In order to accept this narrative, one must pointedly decline to ask all sorts of obvious questions. How does Marnie swing this, pulling off major robberies, then somehow establishing new identities (goodness—bank account? driver’s license?—those are just starters) short of Mafia-level connections and/or a Blofeld-style facial reconstruction? Were constabulary duties in the England of 1959 so unattended to? And what about this horse? Does Marnie somehow house and groom it from one identity to the next, or does she transform into owner and huntress for just this enactment? And the neighbor? She knew the ghastly truth all along, but didn’t tell anyone, let alone Marnie? To move on, let us stipulate a receptor not yet grown-up enough to notice such things, or willing to revert to that stage for the sake of being entertained. In a movie, this would involve submitting to shameless Hitchkockian flim-flam. In an opera, one would look to the music for something so enveloping, so powerfully illusionistic, that one lets go of common sense with nary a regret.

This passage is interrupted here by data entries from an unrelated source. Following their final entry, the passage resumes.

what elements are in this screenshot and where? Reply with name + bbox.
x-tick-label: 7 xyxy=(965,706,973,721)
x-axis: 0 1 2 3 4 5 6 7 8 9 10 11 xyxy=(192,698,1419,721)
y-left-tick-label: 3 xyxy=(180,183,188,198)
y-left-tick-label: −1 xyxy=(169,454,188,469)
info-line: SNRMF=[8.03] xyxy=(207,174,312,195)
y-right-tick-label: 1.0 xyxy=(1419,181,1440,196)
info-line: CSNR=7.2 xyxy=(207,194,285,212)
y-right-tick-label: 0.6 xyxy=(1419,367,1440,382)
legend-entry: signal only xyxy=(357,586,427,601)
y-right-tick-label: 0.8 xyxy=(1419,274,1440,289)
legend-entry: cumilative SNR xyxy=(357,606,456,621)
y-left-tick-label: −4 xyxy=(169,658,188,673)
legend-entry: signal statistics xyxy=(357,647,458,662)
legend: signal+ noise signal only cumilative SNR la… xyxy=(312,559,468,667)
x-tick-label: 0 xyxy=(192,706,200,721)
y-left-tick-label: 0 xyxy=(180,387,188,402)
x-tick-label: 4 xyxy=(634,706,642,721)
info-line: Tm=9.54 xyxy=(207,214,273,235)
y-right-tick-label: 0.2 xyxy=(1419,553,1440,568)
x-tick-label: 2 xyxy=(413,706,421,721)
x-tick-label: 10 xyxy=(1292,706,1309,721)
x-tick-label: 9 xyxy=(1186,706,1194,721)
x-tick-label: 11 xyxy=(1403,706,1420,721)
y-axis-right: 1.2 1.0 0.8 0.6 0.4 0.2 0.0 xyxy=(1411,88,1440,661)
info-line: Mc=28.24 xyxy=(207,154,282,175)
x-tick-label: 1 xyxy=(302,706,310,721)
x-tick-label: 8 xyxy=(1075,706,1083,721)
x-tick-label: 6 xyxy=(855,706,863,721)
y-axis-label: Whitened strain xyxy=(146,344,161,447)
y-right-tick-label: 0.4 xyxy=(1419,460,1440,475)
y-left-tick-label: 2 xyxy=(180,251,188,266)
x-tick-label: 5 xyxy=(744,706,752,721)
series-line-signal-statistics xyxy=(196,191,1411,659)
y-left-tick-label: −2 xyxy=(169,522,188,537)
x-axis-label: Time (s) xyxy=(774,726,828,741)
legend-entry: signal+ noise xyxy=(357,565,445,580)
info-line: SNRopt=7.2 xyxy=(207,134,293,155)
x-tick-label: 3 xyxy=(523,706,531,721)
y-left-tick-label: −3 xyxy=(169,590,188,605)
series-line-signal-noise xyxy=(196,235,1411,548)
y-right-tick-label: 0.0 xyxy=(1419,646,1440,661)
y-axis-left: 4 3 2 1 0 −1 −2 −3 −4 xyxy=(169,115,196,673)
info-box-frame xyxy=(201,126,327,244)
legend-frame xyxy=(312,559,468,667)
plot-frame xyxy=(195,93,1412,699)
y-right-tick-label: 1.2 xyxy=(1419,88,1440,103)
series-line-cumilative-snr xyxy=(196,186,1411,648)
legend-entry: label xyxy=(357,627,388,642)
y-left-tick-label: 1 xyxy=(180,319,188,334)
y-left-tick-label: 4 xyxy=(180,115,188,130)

But something more would also be required, because we aren’t dealing here with a mere caper-movie script. Marnie’s malefactions notwithstanding, we are meant to invest in her, to care about whether or not she overcomes her demons, and if she does, to believe in the resolution. To some degree, we’re meant to root for Mark, too, which would require feeling his need for Marnie, or at least for marriage (he’s a widower). That, in turn, means pulling for them to become an authentic couple, and feeling a deep bittersweetness, perhaps a little Rosenkavalier-ish, at the end, as Marnie is “freed” though presumably on her way to a stiff sentence, while Mark is simply left in the dust (and, possibly, in some accessory-after-the-fact difficulty). And once again, in an opera, it’s the music that must accomplish most of this.
And that’s where I’m perplexed. As in his previous opera produced by the Met, Two Boys, Muhly weaves an elaborate orchestral fabric that’s in skittery perpetual motion, with sonorities tending toward the range extremes. Firebird flits by early on, and hints of Respighi; there are upper woodwinds-and-chimes sorties, then splats and burps in the low brass. There’s no question of the composer’s technical command, just one of what dramatic end his command is intended to serve. The vocal setting is built up out of the lower range in calculated, abstract units, a sort of musical prefab, the “line readings” sounding like purely informational exchanges that sometimes signal a nervous urgency, but are without personal content. The unpoetic, denotational libretto is part of the problem, though it never poses the obstacles to word setting of, say, Peter Sellars’ transcribed recitations in Dr. Atomic, which a summit consultation among Mozart, Verdi, and Wagner could not have solved. But the music also fails to seize what opportunities it has. There is never the sense of an unstoppable emotion or action arising from within a character and demanding a form, but rather one of predetermined forms standing in for such emotions and actions. Nor is what’s cooking inside these people present in the music. The program synopsis informs us, for instance, that late in the show, Marnie is “fighting her growing feelings for Mark.” But I heard no feelings growing, or Marnie fighting against them. A couple of passages do threaten to break out into something more authentic: Mark’s efforts to get through to Marnie near the end of Act 1 begin to sound felt, and a scene in a psychoanalyst’s office (the one spot where the color-coded “alternate Marnies”—her other identities—have some theatrical payoff) seems set for either Freudian disclosures or dramatic resistance, without quite reaching either. But overall, the music’s feel is of craft for its own sake, of shapes and gestures as signifiers, of fashioning an abstract structure that serves as the simulacrum of an opera.